According to the latest numbers, there are currently 731 FAA-certified foreign maintenance repair facilities around the globe, and it is all but impossible to know how many qualified workers they have in their employ. This is in large part due to an underfunded FAA that simply doesn’t have the ability to drop in and inspect all of these facilities. It used to be that an FAA inspector could just drive to an airline’s hangar and conduct a surprise inspection.

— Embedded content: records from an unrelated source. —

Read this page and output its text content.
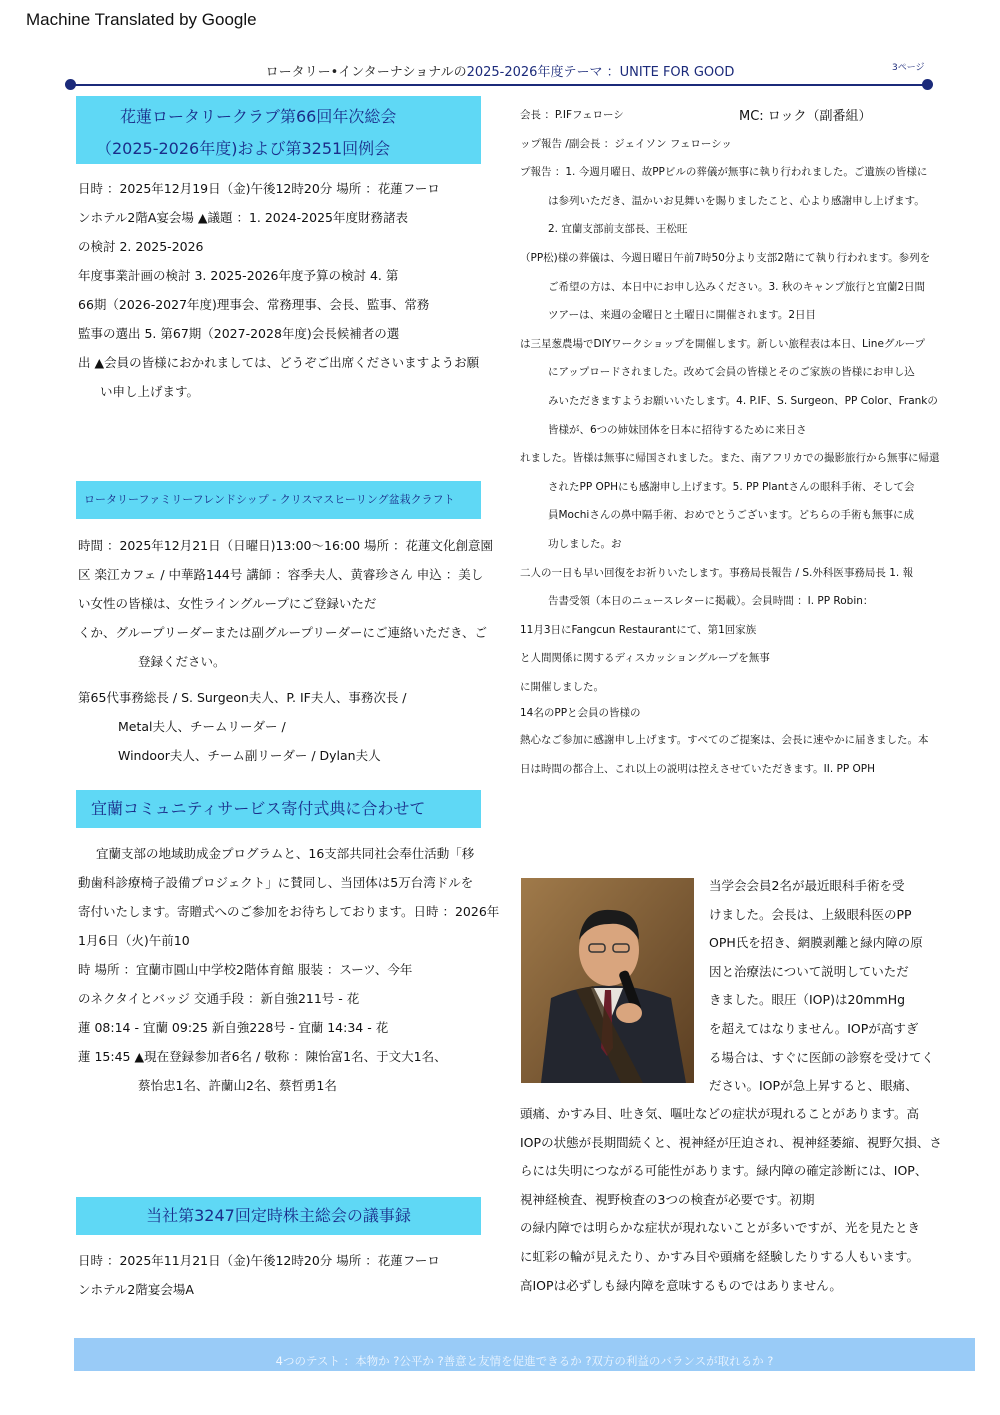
Machine Translated by Google
ロータリー•インターナショナルの2025-2026年度テーマ ：UNITE FOR GOOD	3ページ
花蓮ロータリークラブ第66回年次総会
（2025-2026年度)および第3251回例会
日時 ：2025年12月19日（金)午後12時20分 場所 ：花蓮フーロ
ンホテル2階A宴会場 ▲議題 ：1. 2024-2025年度財務諸表
の検討 2. 2025-2026
年度事業計画の検討 3. 2025-2026年度予算の検討 4. 第
66期（2026-2027年度)理事会、常務理事、会長、監事、常務
監事の選出 5. 第67期（2027-2028年度)会長候補者の選
出 ▲会員の皆様におかれましては、どうぞご出席くださいますようお願
い申し上げます。
ロータリーファミリーフレンドシップ - クリスマスヒーリング盆栽クラフト
時間 ：2025年12月21日（日曜日)13:00～16:00 場所 ：花蓮文化創意園
区 楽江カフェ / 中華路144号 講師 ：容季夫人、黄睿珍さん 申込 ：美し
い女性の皆様は、女性ライングループにご登録いただ
くか、グループリーダーまたは副グループリーダーにご連絡いただき、ご
登録ください。
第65代事務総長 / S. Surgeon夫人、P. IF夫人、事務次長 /
Metal夫人、チームリーダー /
Windoor夫人、チーム副リーダー / Dylan夫人
宜蘭コミュニティサービス寄付式典に合わせて
宜蘭支部の地域助成金プログラムと、16支部共同社会奉仕活動「移
動歯科診療椅子設備プロジェクト」に賛同し、当団体は5万台湾ドルを
寄付いたします。寄贈式へのご参加をお待ちしております。日時 ：2026年
1月6日（火)午前10
時 場所 ：宜蘭市圓山中学校2階体育館 服装 ：スーツ、今年
のネクタイとバッジ 交通手段 ：新自強211号 - 花
蓮 08:14 - 宜蘭 09:25 新自強228号 - 宜蘭 14:34 - 花
蓮 15:45 ▲現在登録参加者6名 / 敬称 ：陳怡富1名、于文大1名、
蔡怡忠1名、許蘭山2名、蔡哲勇1名
当社第3247回定時株主総会の議事録
日時 ：2025年11月21日（金)午後12時20分 場所 ：花蓮フーロ
ンホテル2階宴会場A
MC: ロック（副番組）
会長 ：P.IFフェローシ
ップ報告 /副会長 ：ジェイソン フェローシッ
プ報告 ：1. 今週月曜日、故PPビルの葬儀が無事に執り行われました。ご遺族の皆様に
は参列いただき、温かいお見舞いを賜りましたこと、心より感謝申し上げます。
2. 宜蘭支部前支部長、王松旺
（PP松)様の葬儀は、今週日曜日午前7時50分より支部2階にて執り行われます。参列を
ご希望の方は、本日中にお申し込みください。3. 秋のキャンプ旅行と宜蘭2日間
ツアーは、来週の金曜日と土曜日に開催されます。2日目
は三星葱農場でDIYワークショップを開催します。新しい旅程表は本日、Lineグループ
にアップロードされました。改めて会員の皆様とそのご家族の皆様にお申し込
みいただきますようお願いいたします。4. P.IF、S. Surgeon、PP Color、Frankの
皆様が、6つの姉妹団体を日本に招待するために来日さ
れました。皆様は無事に帰国されました。また、南アフリカでの撮影旅行から無事に帰還
されたPP OPHにも感謝申し上げます。5. PP Plantさんの眼科手術、そして会
員Mochiさんの鼻中隔手術、おめでとうございます。どちらの手術も無事に成
功しました。お
二人の一日も早い回復をお祈りいたします。事務局長報告 / S.外科医事務局長 1. 報
告書受領（本日のニュースレターに掲載）。会員時間 ：I. PP Robin：
11月3日にFangcun Restaurantにて、第1回家族
と人間関係に関するディスカッショングループを無事
に開催しました。
14名のPPと会員の皆様の
熱心なご参加に感謝申し上げます。すべてのご提案は、会長に速やかに届きました。本
日は時間の都合上、これ以上の説明は控えさせていただきます。II. PP OPH
当学会会員2名が最近眼科手術を受
けました。会長は、上級眼科医のPP
OPH氏を招き、網膜剥離と緑内障の原
因と治療法について説明していただ
きました。眼圧（IOP)は20mmHg
を超えてはなりません。IOPが高すぎ
る場合は、すぐに医師の診察を受けてく
ださい。IOPが急上昇すると、眼痛、
頭痛、かすみ目、吐き気、嘔吐などの症状が現れることがあります。高
IOPの状態が長期間続くと、視神経が圧迫され、視神経萎縮、視野欠損、さ
らには失明につながる可能性があります。緑内障の確定診断には、IOP、
視神経検査、視野検査の3つの検査が必要です。初期
の緑内障では明らかな症状が現れないことが多いですが、光を見たとき
に虹彩の輪が見えたり、かすみ目や頭痛を経験したりする人もいます。
高IOPは必ずしも緑内障を意味するものではありません。
4つのテスト ：本物か ?公平か ?善意と友情を促進できるか ?双方の利益のバランスが取れるか ?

But today, the inspectors who are responsible for overseeing the work performed by repair and maintenance facilities in Beijing, for example, are thousands of miles away.

Worse yet, inspector proximity is only a part of the issue here: in order for inspectors to visit a foreign facility, they have to get permission from that nation, then inform the government when they plan to arrive to conduct the inspection-all of the surprise is gone.

As of this writing, it is unknown whether Dynamic Airways outsources maintenance. In a 2008 annual report, British Airways said the airline has significant “in-house engineering capability to support our fleet, but we also outsource maintenance where it is higher quality or more competitive to do so.” Cathay Pacific also said in an annual report that the airline’s “outsourced activities include aircraft maintenance,” as well as “engine maintenance.”